I’m writing this post in order to ask for your help and experience regarding the external validation of nhs.predict model for indian population.

In nhs.predict, os.predict function providing 5 year overall survival for each patients along with breast cancer related mortality. I have calculated PI(Breast cancer mortality prognostic index) and MI (Other mortality prognostic index) for our data, using os.predict I am getting also 5 year survival. Now I am having 2 Cox model one having beta coefficients related to PI and other Cox model for MI. But I do not have breast cancer related mortality in our dataset. It will be great if someone help me out how to deal with both the cox ph model. And how could I get the predicted number of events from this model.

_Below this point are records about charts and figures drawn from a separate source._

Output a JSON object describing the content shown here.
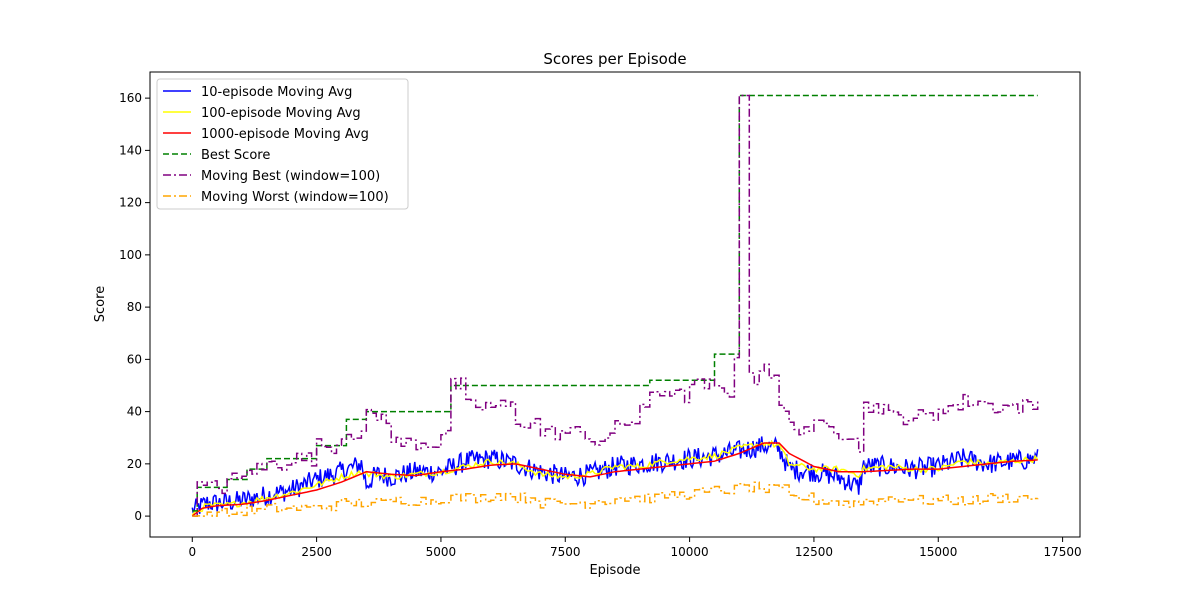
{
  "chart_data": {
    "type": "line",
    "title": "Scores per Episode",
    "xlabel": "Episode",
    "ylabel": "Score",
    "xlim": [
      -850,
      17850
    ],
    "ylim": [
      -8,
      170
    ],
    "xticks": [
      0,
      2500,
      5000,
      7500,
      10000,
      12500,
      15000,
      17500
    ],
    "xtick_labels": [
      "0",
      "2500",
      "5000",
      "7500",
      "10000",
      "12500",
      "15000",
      "17500"
    ],
    "yticks": [
      0,
      20,
      40,
      60,
      80,
      100,
      120,
      140,
      160
    ],
    "ytick_labels": [
      "0",
      "20",
      "40",
      "60",
      "80",
      "100",
      "120",
      "140",
      "160"
    ],
    "grid": false,
    "legend_position": "upper-left",
    "series": [
      {
        "name": "10-episode Moving Avg",
        "color": "#0000ff",
        "style": "solid",
        "x": [
          0,
          300,
          600,
          1000,
          1500,
          2000,
          2500,
          3000,
          3400,
          3500,
          3700,
          4000,
          4500,
          5000,
          5500,
          6000,
          6500,
          7000,
          7500,
          8000,
          8500,
          9000,
          9500,
          10000,
          10500,
          11000,
          11500,
          11800,
          12000,
          12500,
          13000,
          13400,
          13500,
          14000,
          14500,
          15000,
          15500,
          16000,
          16500,
          17000
        ],
        "y": [
          2,
          5,
          5,
          6,
          8,
          10,
          14,
          17,
          20,
          12,
          16,
          15,
          17,
          17,
          21,
          22,
          20,
          17,
          15,
          16,
          19,
          20,
          21,
          22,
          23,
          25,
          27,
          26,
          18,
          17,
          15,
          11,
          19,
          19,
          18,
          19,
          22,
          20,
          21,
          22
        ],
        "noise": 4
      },
      {
        "name": "100-episode Moving Avg",
        "color": "#ffff00",
        "style": "solid",
        "x": [
          0,
          300,
          600,
          1000,
          1500,
          2000,
          2500,
          3000,
          3400,
          3500,
          3700,
          4000,
          4500,
          5000,
          5500,
          6000,
          6500,
          7000,
          7500,
          8000,
          8500,
          9000,
          9500,
          10000,
          10500,
          11000,
          11500,
          11800,
          12000,
          12500,
          13000,
          13400,
          13500,
          14000,
          14500,
          15000,
          15500,
          16000,
          16500,
          17000
        ],
        "y": [
          1,
          4,
          4,
          5,
          7,
          9,
          12,
          15,
          17,
          16,
          16,
          15,
          16,
          17,
          19,
          21,
          20,
          16,
          15,
          16,
          19,
          19,
          21,
          22,
          23,
          26,
          28,
          27,
          20,
          18,
          18,
          16,
          18,
          19,
          18,
          18,
          21,
          20,
          21,
          22
        ],
        "noise": 1.2
      },
      {
        "name": "1000-episode Moving Avg",
        "color": "#ff0000",
        "style": "solid",
        "x": [
          0,
          200,
          500,
          1000,
          1500,
          2000,
          2500,
          3000,
          3500,
          4000,
          4500,
          5000,
          5500,
          6000,
          6500,
          7000,
          7500,
          8000,
          8500,
          9000,
          9500,
          10000,
          10500,
          11000,
          11500,
          11800,
          12000,
          12500,
          13000,
          13500,
          14000,
          14500,
          15000,
          15500,
          16000,
          16500,
          17000
        ],
        "y": [
          0,
          3,
          4,
          4.5,
          6,
          8,
          10,
          13,
          17,
          16,
          15.5,
          17,
          18,
          19.5,
          20,
          18,
          16,
          15,
          17,
          18,
          19,
          20,
          21,
          24,
          28,
          28,
          24,
          19,
          17,
          17,
          17.5,
          18,
          18,
          19,
          20,
          21,
          21.5
        ],
        "noise": 0
      },
      {
        "name": "Best Score",
        "color": "#008000",
        "style": "dashed",
        "step": true,
        "x": [
          0,
          100,
          700,
          1100,
          1500,
          1900,
          2500,
          3100,
          3500,
          5200,
          9200,
          10500,
          11000,
          17000
        ],
        "y": [
          2,
          11,
          14,
          18,
          22,
          22,
          27,
          37,
          40,
          50,
          52,
          62,
          161,
          161
        ],
        "noise": 0
      },
      {
        "name": "Moving Best (window=100)",
        "color": "#800080",
        "style": "dashdot",
        "step": true,
        "x": [
          0,
          100,
          700,
          1100,
          1500,
          1900,
          2500,
          3000,
          3500,
          4000,
          4500,
          5000,
          5200,
          5500,
          6000,
          6500,
          7000,
          7500,
          8000,
          8500,
          9000,
          9200,
          9700,
          10000,
          10500,
          10900,
          11000,
          11200,
          11400,
          11600,
          11800,
          12000,
          12500,
          13000,
          13400,
          13500,
          14000,
          14500,
          15000,
          15500,
          16000,
          16500,
          17000
        ],
        "y": [
          2,
          11,
          14,
          18,
          20,
          22,
          27,
          32,
          38,
          28,
          28,
          32,
          50,
          42,
          42,
          36,
          32,
          32,
          29,
          36,
          40,
          48,
          46,
          50,
          48,
          62,
          161,
          52,
          58,
          55,
          40,
          34,
          34,
          32,
          25,
          42,
          38,
          38,
          42,
          44,
          42,
          42,
          44
        ],
        "noise": 3
      },
      {
        "name": "Moving Worst (window=100)",
        "color": "#ffa500",
        "style": "dashdot",
        "step": true,
        "x": [
          0,
          500,
          1000,
          1500,
          2000,
          2500,
          3000,
          3500,
          4000,
          4500,
          5000,
          5500,
          6000,
          6500,
          7000,
          7500,
          8000,
          8500,
          9000,
          9500,
          10000,
          10500,
          11000,
          11500,
          12000,
          12500,
          13000,
          13500,
          14000,
          14500,
          15000,
          15500,
          16000,
          16500,
          17000
        ],
        "y": [
          0,
          1,
          2,
          3,
          3,
          4,
          5,
          5,
          6,
          6,
          7,
          7,
          8,
          7,
          5,
          5,
          6,
          7,
          7,
          8,
          9,
          10,
          11,
          10,
          7,
          6,
          5,
          6,
          7,
          6,
          6,
          6,
          7,
          7,
          8
        ],
        "noise": 2
      }
    ]
  }
}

Please precisely define PI, njs.predict, os.predict. And tell us more about the dataset and how patients got into the dataset and which endpoints were accurately collected.

PI and MI was obtained using the formula
pi = age.beta.1* age.mfp.1 + age.beta.2* age.mfp.2 + size.beta* size.mfp +
nodes.beta* nodes.mfp + grade.beta* grade.val + screen.beta* screen +
her2.beta + ki67.beta
mi = 0.0698252*((age.start/10)^2-34.23391957)
from the os.predict function using nhs.predict package.
This data is for Indian breast cancer patients having screen, tumor size, grade, nodal status, er, her2 details. I have calculated 5 year breast cancer survival using the code:
os.predict(validation,year = 5,age.start = age.start,screen = screen,size = size,
grade = grade, nodes = nodes, er = er, her2 = her2,
ki67 = ki67, generation = generation, horm = horm,
traz = tras, bis = bis.t)
Now I want to validate this data. I have tried to do that using

this link.
Now the main challenging part is:

1. We have events as alive or death. Do not have details of deaths happened due to breast cancer nhs.predict package was validated using breast cancer related survival.
2. As mentioned in the previous link, we only have validation data. Do not have derivation data to compare the calibration.
3. Using os.predict, I am getting 5 year survival from each patients which are massively differing from the values
   est ← survest(coxph , newdata=dataset, times = 60)$surv
   where coxph ← cph(Surv(osmonths, osevent) ~ age.mfp.1+age.mfp.2+size.mfp+nodes.mfp+grade.val+offset(pi), data = validation, surv=TRUE, time.inc=u, x=TRUE, y=TRUE)
4. I am also not very sure how to deal with two cox ph model related to PI and MI.
   How can we overcome these obstacles? I deeply thank you for your time.

Just a gentle reminder to professor @f2harrell and everyone who may help.

All I can think of is that if you have a truly external validation on a “frozen” predictive model you can use rms::val.surv.